Ils dirent qu’ils n’avaient trouvé aucun intrus ni aucun signe que quelqu’un soit entré par effraction dans la maison. Ils avaient trouvé le personnel résidant endormi dans leur lit et n’avaient aucune raison de penser que l’un d’eux étaient responsable.
Le médecin légiste et son équipe arrivèrent et commencèrent à s’occuper du corps. La grande pièce était vraiment assez bondée à présent. Enfin, la femme tachée de sang de la maison parut être consciente de l’agitation.
Elle se leva de sa chaise et dit au majordome :
« Maurice, où sont vos bonnes manières ? Demandez à ces bonnes personnes si elles voudraient quelque chose à manger ou à boire.
Petrie se dirigea vers elle en sortant ses menottes.
— C’est très gentil de votre part, madame, mais ce ne sera pas nécessaire », lui dit-il.
Puis, d’un ton extrêmement poli et prévenant, il commença à lire ses droits à Morgan Farrell.
CHAPITRE QUATRE
Riley ne pouvait s’empêcher de s’inquiéter à mesure que se déroulait l’audience.
Jusqu’à présent, tout semblait se passer bien. Riley elle-même avait témoigné du genre de foyer qu’elle essayait de créer pour Jilly, et Bonnie et Arnold Flaxman avaient témoigné du besoin désespéré qu’avait Jilly d’une famille stable.
Malgré cela, Riley se sentait mal à l’aise vis-à-vis du père de Jilly, Albert Scarlatti.
Elle n’avait jamais vu cet homme jusqu’à aujourd’hui. D’après ce que Jilly lui avait dit à propos de lui, elle avait imaginé un ogre grotesque.

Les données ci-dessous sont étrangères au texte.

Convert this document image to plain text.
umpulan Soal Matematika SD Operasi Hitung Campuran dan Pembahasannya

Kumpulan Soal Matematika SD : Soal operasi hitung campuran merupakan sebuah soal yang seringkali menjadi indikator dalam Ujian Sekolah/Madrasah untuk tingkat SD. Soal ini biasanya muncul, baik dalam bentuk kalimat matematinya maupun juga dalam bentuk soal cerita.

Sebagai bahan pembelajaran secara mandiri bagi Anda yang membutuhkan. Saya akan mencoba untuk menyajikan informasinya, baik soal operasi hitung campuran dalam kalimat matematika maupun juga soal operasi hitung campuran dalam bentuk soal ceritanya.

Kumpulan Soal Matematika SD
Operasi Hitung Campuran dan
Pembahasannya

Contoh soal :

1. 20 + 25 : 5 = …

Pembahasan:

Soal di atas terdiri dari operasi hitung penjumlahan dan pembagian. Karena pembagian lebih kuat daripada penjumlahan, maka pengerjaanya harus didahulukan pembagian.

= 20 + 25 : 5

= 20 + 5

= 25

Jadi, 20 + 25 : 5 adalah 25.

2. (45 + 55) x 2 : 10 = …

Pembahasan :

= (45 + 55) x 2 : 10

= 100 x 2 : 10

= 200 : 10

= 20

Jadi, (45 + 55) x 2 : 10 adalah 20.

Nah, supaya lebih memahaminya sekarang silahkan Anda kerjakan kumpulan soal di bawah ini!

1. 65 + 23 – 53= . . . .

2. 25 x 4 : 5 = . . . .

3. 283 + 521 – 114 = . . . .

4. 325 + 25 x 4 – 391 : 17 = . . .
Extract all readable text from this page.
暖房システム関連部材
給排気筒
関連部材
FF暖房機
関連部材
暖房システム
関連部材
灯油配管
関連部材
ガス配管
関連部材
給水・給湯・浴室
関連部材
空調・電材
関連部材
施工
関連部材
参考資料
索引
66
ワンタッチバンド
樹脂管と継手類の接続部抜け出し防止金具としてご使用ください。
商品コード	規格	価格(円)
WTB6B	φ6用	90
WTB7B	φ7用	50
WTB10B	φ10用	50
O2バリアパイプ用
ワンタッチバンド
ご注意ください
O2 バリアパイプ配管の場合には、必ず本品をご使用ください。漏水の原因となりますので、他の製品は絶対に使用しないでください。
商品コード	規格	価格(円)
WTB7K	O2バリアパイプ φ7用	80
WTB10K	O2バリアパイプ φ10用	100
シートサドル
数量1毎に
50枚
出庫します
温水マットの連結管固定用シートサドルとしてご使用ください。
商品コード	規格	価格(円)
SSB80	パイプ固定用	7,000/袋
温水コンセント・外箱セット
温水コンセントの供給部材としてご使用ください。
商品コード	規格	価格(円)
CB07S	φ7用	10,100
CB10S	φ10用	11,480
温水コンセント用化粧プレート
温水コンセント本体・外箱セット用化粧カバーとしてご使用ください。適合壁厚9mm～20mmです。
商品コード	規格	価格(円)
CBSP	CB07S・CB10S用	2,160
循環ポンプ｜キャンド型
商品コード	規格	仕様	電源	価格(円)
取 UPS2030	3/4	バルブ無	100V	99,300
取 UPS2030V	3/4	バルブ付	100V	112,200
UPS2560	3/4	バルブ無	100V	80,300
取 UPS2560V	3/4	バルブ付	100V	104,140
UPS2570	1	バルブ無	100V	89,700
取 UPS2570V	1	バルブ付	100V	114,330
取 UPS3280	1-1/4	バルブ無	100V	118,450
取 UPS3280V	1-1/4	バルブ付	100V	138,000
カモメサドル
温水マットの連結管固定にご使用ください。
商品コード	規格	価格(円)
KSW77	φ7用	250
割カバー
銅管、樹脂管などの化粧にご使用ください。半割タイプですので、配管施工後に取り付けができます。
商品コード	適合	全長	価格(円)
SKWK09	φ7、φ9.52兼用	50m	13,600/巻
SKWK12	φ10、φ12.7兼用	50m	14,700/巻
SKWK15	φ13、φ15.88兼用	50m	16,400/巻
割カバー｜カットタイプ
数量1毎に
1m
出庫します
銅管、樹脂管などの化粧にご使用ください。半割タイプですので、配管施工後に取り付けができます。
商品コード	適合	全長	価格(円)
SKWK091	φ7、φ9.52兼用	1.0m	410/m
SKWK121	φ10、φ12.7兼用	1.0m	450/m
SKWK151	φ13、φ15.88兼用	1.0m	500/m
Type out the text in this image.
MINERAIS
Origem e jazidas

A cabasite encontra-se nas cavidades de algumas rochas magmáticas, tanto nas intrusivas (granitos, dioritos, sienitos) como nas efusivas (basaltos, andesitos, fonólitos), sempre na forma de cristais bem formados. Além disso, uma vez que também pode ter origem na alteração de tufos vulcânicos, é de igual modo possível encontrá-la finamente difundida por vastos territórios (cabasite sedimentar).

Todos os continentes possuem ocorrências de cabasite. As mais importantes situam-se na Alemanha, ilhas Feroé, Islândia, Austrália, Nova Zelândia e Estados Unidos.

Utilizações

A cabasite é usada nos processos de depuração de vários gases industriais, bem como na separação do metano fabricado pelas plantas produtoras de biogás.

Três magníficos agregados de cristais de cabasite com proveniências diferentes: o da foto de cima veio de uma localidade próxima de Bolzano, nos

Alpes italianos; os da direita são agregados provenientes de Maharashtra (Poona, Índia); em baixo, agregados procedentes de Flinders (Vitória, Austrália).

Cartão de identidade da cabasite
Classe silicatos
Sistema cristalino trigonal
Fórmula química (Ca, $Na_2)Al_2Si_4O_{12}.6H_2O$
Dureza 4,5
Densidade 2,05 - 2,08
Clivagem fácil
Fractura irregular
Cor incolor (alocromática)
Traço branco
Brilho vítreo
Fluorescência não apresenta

Mais son apparence la surprenait.
Ses cheveux autrefois noirs étaient fortement striés de gris et ses traits sombres étaient, comme elle s’y attendait, ravagés par des années d’alcoolisme. Malgré cela, il semblait parfaitement sobre en ce moment. Il était bien habillé mais pas avec des vêtements onéreux, et il était gentil et charmant envers tous ceux à qui il parlait.
Riley s’interrogeait également sur la femme assise à côté de Scarlatti, et qui lui tenait la main. Elle aussi avait l’air d’avoir vécu une vie difficile. Autrement, son expression était difficile à déchiffrer pour Riley.
Qui est-elle ? se demanda Riley.
Tout ce que Riley savait concernant l’épouse de Scarlatti et la mère de Jilly, c’était qu’elle avait disparu il y avait plusieurs années. Scarlatti avait souvent dit à Jilly qu’elle était probablement morte.